Want more? There’s more. Instead of letting the Peggy Kenter character fade away, Nashville doubled down and did what any immature show would do: It made her pregnant. Really? I mean, really? This character’s only purpose was to expedite the demise of Teddy and Rayna’s marriage. Why is a baby necessary here? Rayna finally succumbing to her feelings for Deacon is enough to permanently break her relationship with Teddy. The only reason to make Peggy pregnant is to complicate Teddy and Rayna getting back together, which has no business happening. If not for every show in history having already gone there it would be intriguing. Again, okay for daytime, unqualified for primetime.

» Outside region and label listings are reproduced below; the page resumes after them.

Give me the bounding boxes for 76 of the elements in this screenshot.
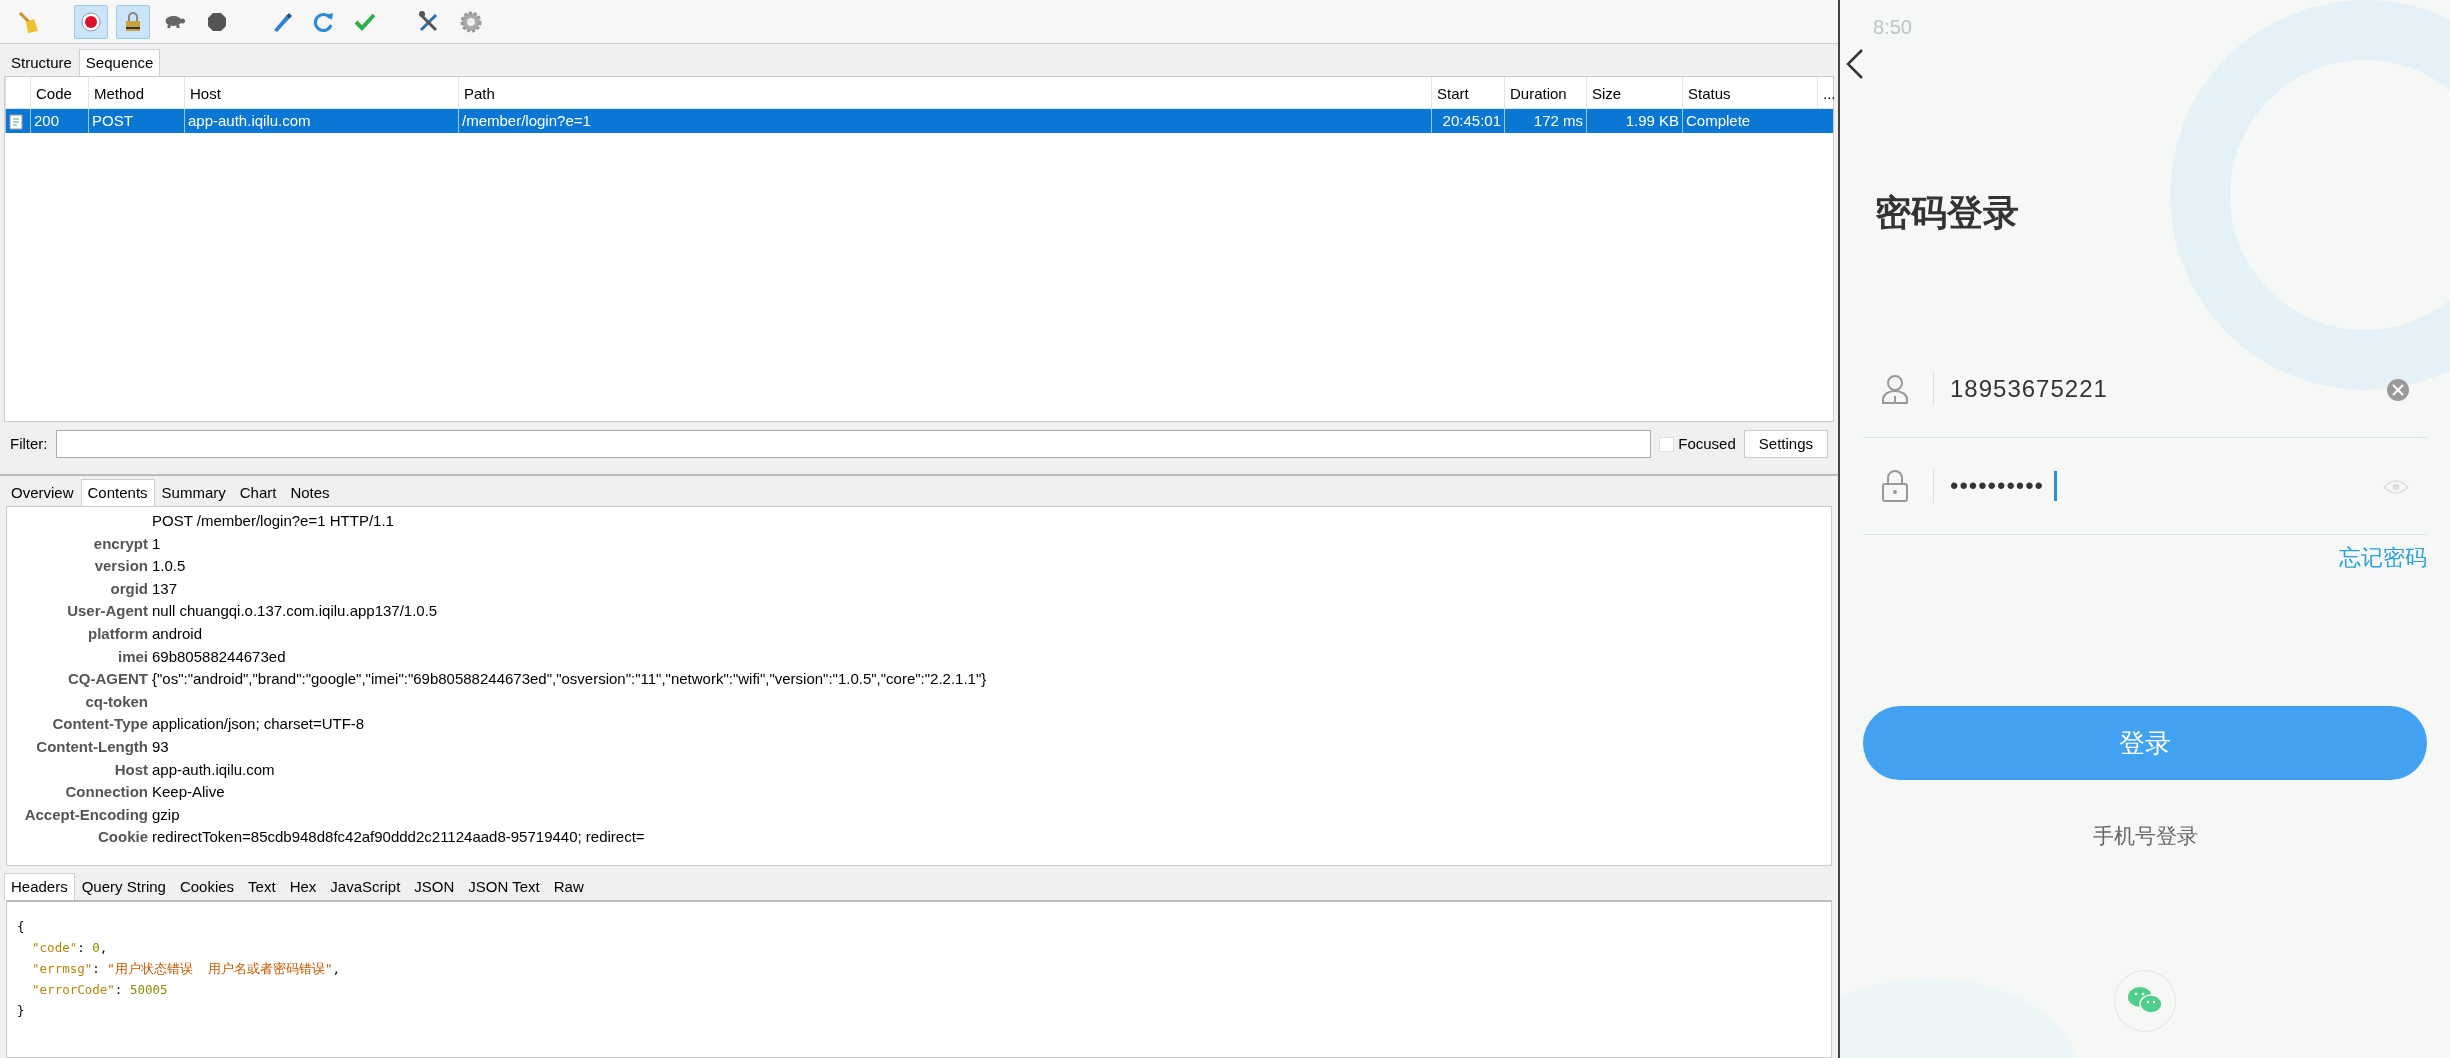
phone-login-link[interactable]: 手机号登录	[2092, 820, 2198, 852]
header-value: gzip	[152, 804, 180, 825]
header-value: 1	[152, 533, 161, 554]
tab[interactable]: Hex	[282, 873, 324, 900]
header-value: 137	[152, 578, 178, 599]
header-name: platform	[88, 624, 148, 642]
user-icon	[1881, 374, 1909, 404]
header-name: encrypt	[93, 534, 148, 552]
clear-icon[interactable]	[2387, 378, 2409, 401]
header-value: 1.0.5	[152, 556, 186, 577]
header-value: application/json; charset=UTF-8	[152, 714, 365, 735]
tab[interactable]: Sequence	[78, 49, 161, 76]
tab[interactable]: Cookies	[172, 873, 242, 900]
header-name: User-Agent	[67, 602, 148, 620]
tab[interactable]: Notes	[283, 479, 337, 506]
header-name: Host	[114, 760, 148, 778]
tab[interactable]: Raw	[546, 873, 591, 900]
header-name: orgid	[110, 579, 148, 597]
tab[interactable]: Query String	[74, 873, 173, 900]
document-icon	[9, 114, 23, 131]
turtle-icon	[164, 15, 186, 28]
header-value: Keep-Alive	[152, 782, 225, 803]
tab[interactable]: Chart	[232, 479, 284, 506]
json-line: "errorCode": 50005	[31, 981, 168, 999]
table-cell: 200	[34, 112, 60, 129]
header-value: 93	[152, 736, 169, 757]
tab[interactable]: JavaScript	[323, 873, 408, 900]
toolbar-button[interactable]	[116, 4, 150, 39]
password-field[interactable]: ••••••••••	[1950, 466, 2054, 506]
filter-field[interactable]	[55, 430, 1652, 458]
table-cell: 20:45:01	[1442, 112, 1501, 129]
page-title: 密码登录	[1875, 191, 2019, 235]
back-icon[interactable]	[1845, 48, 1865, 80]
text-caret	[2054, 471, 2057, 501]
json-line: }	[17, 1002, 25, 1020]
header-value: redirectToken=85cdb948d8fc42af90ddd2c21124aad8-95719440; redirect=	[152, 827, 645, 848]
header-name: version	[94, 557, 148, 575]
tab[interactable]: Text	[241, 873, 283, 900]
tab[interactable]: JSON Text	[461, 873, 547, 900]
settings-button[interactable]: Settings	[1743, 430, 1828, 458]
phone-field[interactable]: 18953675221	[1950, 369, 2387, 409]
json-line: {	[17, 918, 25, 936]
header-value: null chuangqi.o.137.com.iqilu.app137/1.0.5	[152, 601, 438, 622]
focused-label: Focused	[1678, 433, 1736, 454]
header-name: Cookie	[98, 828, 148, 846]
table-row[interactable]: 200 POST app-auth.iqilu.com /member/login?e=1 20:45:01 172 ms 1.99 KB Complete	[5, 109, 1833, 133]
tab[interactable]: Headers	[4, 873, 75, 900]
tab[interactable]: JSON	[407, 873, 462, 900]
filter-label: Filter:	[10, 433, 48, 454]
request-line: POST /member/login?e=1 HTTP/1.1	[152, 511, 394, 531]
header-name: Connection	[65, 783, 148, 801]
tab[interactable]: Contents	[80, 479, 155, 506]
tab[interactable]: Structure	[4, 49, 79, 76]
tab[interactable]: Overview	[4, 479, 81, 506]
json-line: "code": 0,	[31, 939, 108, 957]
header-value: {"os":"android","brand":"google","imei":"69b80588244673ed","osversion":"11","network":"wifi","version":"1.0.5","core":"2.2.1.1"}	[152, 669, 987, 690]
header-name: cq-token	[85, 692, 148, 710]
table-cell: 1.99 KB	[1625, 112, 1679, 129]
header-value: 69b80588244673ed	[152, 646, 286, 667]
table-cell: 172 ms	[1533, 112, 1583, 129]
header-value: app-auth.iqilu.com	[152, 759, 275, 780]
header-name: Content-Length	[36, 737, 148, 755]
lock-icon	[1881, 469, 1909, 503]
chat-bubbles-icon	[2127, 985, 2163, 1016]
tab[interactable]: Summary	[154, 479, 233, 506]
json-line: "errmsg": "用户状态错误 用户名或者密码错误",	[31, 960, 340, 978]
header-value: android	[152, 623, 203, 644]
focused-checkbox[interactable]	[1659, 436, 1675, 452]
header-name: CQ-AGENT	[68, 670, 148, 688]
table-cell: POST	[92, 112, 133, 129]
header-name: Accept-Encoding	[24, 805, 148, 823]
table-cell: app-auth.iqilu.com	[188, 112, 311, 129]
table-cell: /member/login?e=1	[462, 112, 591, 129]
header-name: imei	[118, 647, 148, 665]
table-cell: Complete	[1686, 112, 1751, 129]
header-name: Content-Type	[52, 715, 148, 733]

The only enjoyable moments from the finale came from Juliette Barnes. Her character has been enjoyable to watch all season for the way she always comes to the right decision, however begrudgingly she might get there. At least the show lets one character have a brain. I might honestly be more interested in this show if Rayna dies in the crash and Juliette becomes the leading female character.
My theme in watching season finales this year has been trying to discern where shows might be going in their next season. With Nashville I’m afraid what it previewed during Juliette’s Bluebird performance is going to be the start of year two. Even worse, the show’s writers could actually think they’re doing a good job and keep doing exactly what they’re doing.
That leads me into thinking about whether or not I’ll tune in next fall. With all its stars coming back for season two there is plenty of reason to tune in for more Avery Barkley, Scarlett O’Connor and Gunnar Scott. I suppose you also have to stick around to see what happened in the crash, but has Nashville given us anything that would make us believe anything interesting will come of it?
3 thoughts on “Daytime stories + primetime setting = Bad”
I was also surprised by how fast things seem to come to big epic conclusions in the last two episodes. With Juliette’s mom dying, Rayna and Deacon finally back together, Maddie outing Rayna’s secret, Deacon falling off the wagon, Scarlett and Gunnar fighting and Scarlett and Avery reconnecting, Teddy finding out his mistress is preggers and that his embezzlement is finally catching up to him… Part of my frustration with this is that they took SO LONG to finish up this season – they drew it out to 22 episodes, and it seemed like every other week was a rerun – so there was no reason to rush all of this shiz. It was like a fireworks display that was over in 5 seconds. Shows miss the point when they try to go for ALL the climax all at the same time.
Also, Hayden deserves an Emmy for this season. She can make Juliette be so unlikeable and yet so gut-wrenchingly vulnerable at the same time that it’s astounding.
I think it was so rushed at the end because there wasn’t much depth to any of it. We expect story lines to resolve at the end of a season but in order for that to work they need to build up to it better than just having everything end.
I’m starting to come around to Mike Kelley’s view that the 22 episode TV season is too long to tell good stories. But good luck getting broadcast networks to change their advertising structures.